The answer isn't to reject everything. That's just contrarianism — another script wearing a leather jacket. The answer is what I call script literacy: the ability to recognize when a script is operating, evaluate whether it fits, and choose consciously.

It starts with noticing the feeling. Anxiety, shame, the pressure of "should" — these are usually signals that you've hit a script-reality mismatch. Something you're told you should want is colliding with something you actually want. The feeling is data.

From there, it's a few honest questions. Does following this script move me toward what I actually value? What am I giving up by following it? Am I choosing this because I want to, or because I'm afraid of what happens if I don't? Is there evidence that this script produces the results it promises — for someone in my specific situation?

Some scripts will pass. Embrace them. Others will fail completely. Drop them. Most will need modification — taking the wisdom embedded in the pattern while customizing it for your actual life. A proven sales methodology is a great foundation, but you still adapt it for every client. A career path might offer stability, but you can still infuse it with your own approach. The script provides structure. Your judgment provides direction.

The Cost of Choosing

I won't pretend this is free. Breaking scripts provokes reactions. When you choose differently, it forces the people around you to examine their own choices — and most people don't want to do that. The parent who worked constantly might feel threatened by your boundaries. The friend who married at 24 might judge your decision to wait.

This usually shows up as concern trolling. "Are you sure that's wise?" Or social pressure: "Everyone's doing it." Or outright criticism disguised as care: "I'm just worried about you." Understanding the psychology behind these reactions helps. Their discomfort reveals their relationship to their own scripts, not the validity of yours. Finding people who respect conscious choice-making — online, offline, wherever — matters more than convincing skeptics.

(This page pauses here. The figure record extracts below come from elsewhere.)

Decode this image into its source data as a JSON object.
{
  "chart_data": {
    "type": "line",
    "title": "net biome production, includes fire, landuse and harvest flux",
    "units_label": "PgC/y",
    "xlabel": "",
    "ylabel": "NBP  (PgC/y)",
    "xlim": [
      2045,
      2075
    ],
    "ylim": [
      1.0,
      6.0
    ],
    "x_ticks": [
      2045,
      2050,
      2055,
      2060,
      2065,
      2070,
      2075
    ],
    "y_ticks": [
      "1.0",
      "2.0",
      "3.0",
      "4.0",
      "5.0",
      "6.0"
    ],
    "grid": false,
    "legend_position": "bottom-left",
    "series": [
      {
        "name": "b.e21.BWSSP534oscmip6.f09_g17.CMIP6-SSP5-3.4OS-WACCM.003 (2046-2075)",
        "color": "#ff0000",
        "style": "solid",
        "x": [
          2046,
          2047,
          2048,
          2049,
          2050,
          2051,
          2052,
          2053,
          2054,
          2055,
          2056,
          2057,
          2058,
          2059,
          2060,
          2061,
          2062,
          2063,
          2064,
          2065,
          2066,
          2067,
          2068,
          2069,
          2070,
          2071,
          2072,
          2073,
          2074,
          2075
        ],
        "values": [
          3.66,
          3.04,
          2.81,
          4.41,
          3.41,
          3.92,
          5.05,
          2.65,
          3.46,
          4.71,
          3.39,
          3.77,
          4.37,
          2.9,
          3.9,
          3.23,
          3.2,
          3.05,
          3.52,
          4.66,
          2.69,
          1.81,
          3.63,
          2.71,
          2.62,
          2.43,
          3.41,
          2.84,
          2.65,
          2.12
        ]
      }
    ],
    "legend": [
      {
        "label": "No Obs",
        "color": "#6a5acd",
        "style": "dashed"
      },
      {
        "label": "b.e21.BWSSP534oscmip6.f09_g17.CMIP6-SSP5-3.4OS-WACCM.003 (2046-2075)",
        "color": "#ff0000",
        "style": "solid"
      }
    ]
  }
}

And here's the thing the research consistently shows: people who make values-aligned choices report higher life satisfaction, even when facing social disapproval. The short-term cost of breaking a script is almost always lower than the long-term cost of following one that doesn't fit.

The Pattern

External scripts are everywhere. Some are useful — they give structure, reduce friction, create shared understanding. Others are tyrannical — they demand compliance without asking whether they serve you. The most dangerous ones don't even announce themselves. They move inside, put on your voice, and pretend to be your own thoughts.

The algorithm made all of this faster and more personal. Your late twenties made it more urgent. But the mechanism is the same one it's always been: invisible pressure to conform, dressed up as common sense.

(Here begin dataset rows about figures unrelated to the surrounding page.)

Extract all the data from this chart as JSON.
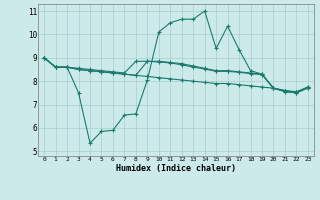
{
  "xlabel": "Humidex (Indice chaleur)",
  "background_color": "#cceaea",
  "grid_color": "#aacccc",
  "line_color": "#1a7a6e",
  "xlim": [
    -0.5,
    23.5
  ],
  "ylim": [
    4.8,
    11.3
  ],
  "xticks": [
    0,
    1,
    2,
    3,
    4,
    5,
    6,
    7,
    8,
    9,
    10,
    11,
    12,
    13,
    14,
    15,
    16,
    17,
    18,
    19,
    20,
    21,
    22,
    23
  ],
  "yticks": [
    5,
    6,
    7,
    8,
    9,
    10,
    11
  ],
  "line1_y": [
    9.0,
    8.6,
    8.6,
    7.5,
    5.35,
    5.85,
    5.9,
    6.55,
    6.6,
    8.05,
    10.1,
    10.5,
    10.65,
    10.65,
    11.0,
    9.4,
    10.35,
    9.35,
    8.45,
    8.3,
    7.7,
    7.55,
    7.5,
    7.75
  ],
  "line2_y": [
    9.0,
    8.6,
    8.6,
    8.55,
    8.5,
    8.45,
    8.4,
    8.35,
    8.85,
    8.85,
    8.85,
    8.8,
    8.75,
    8.65,
    8.55,
    8.45,
    8.45,
    8.4,
    8.35,
    8.3,
    7.7,
    7.6,
    7.55,
    7.75
  ],
  "line3_y": [
    9.0,
    8.6,
    8.6,
    8.5,
    8.45,
    8.4,
    8.35,
    8.3,
    8.25,
    8.2,
    8.15,
    8.1,
    8.05,
    8.0,
    7.95,
    7.9,
    7.9,
    7.85,
    7.8,
    7.75,
    7.7,
    7.6,
    7.5,
    7.7
  ],
  "line4_y": [
    9.0,
    8.6,
    8.6,
    8.5,
    8.45,
    8.4,
    8.35,
    8.3,
    8.25,
    8.85,
    8.82,
    8.78,
    8.7,
    8.6,
    8.52,
    8.42,
    8.42,
    8.38,
    8.32,
    8.28,
    7.7,
    7.56,
    7.52,
    7.72
  ]
}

The goal isn't to reject every script or to follow them all. It's to choose consciously. To know the difference between a rule that helps you navigate the world and a rule that's navigating you.

Your nervous system is going to keep reacting to social pressure — that's biology. But your prefrontal cortex is finally online. Use it. Notice when "should" is doing the talking. Ask whether the script fits your actual life. And if it doesn't, have the nerve to write your own.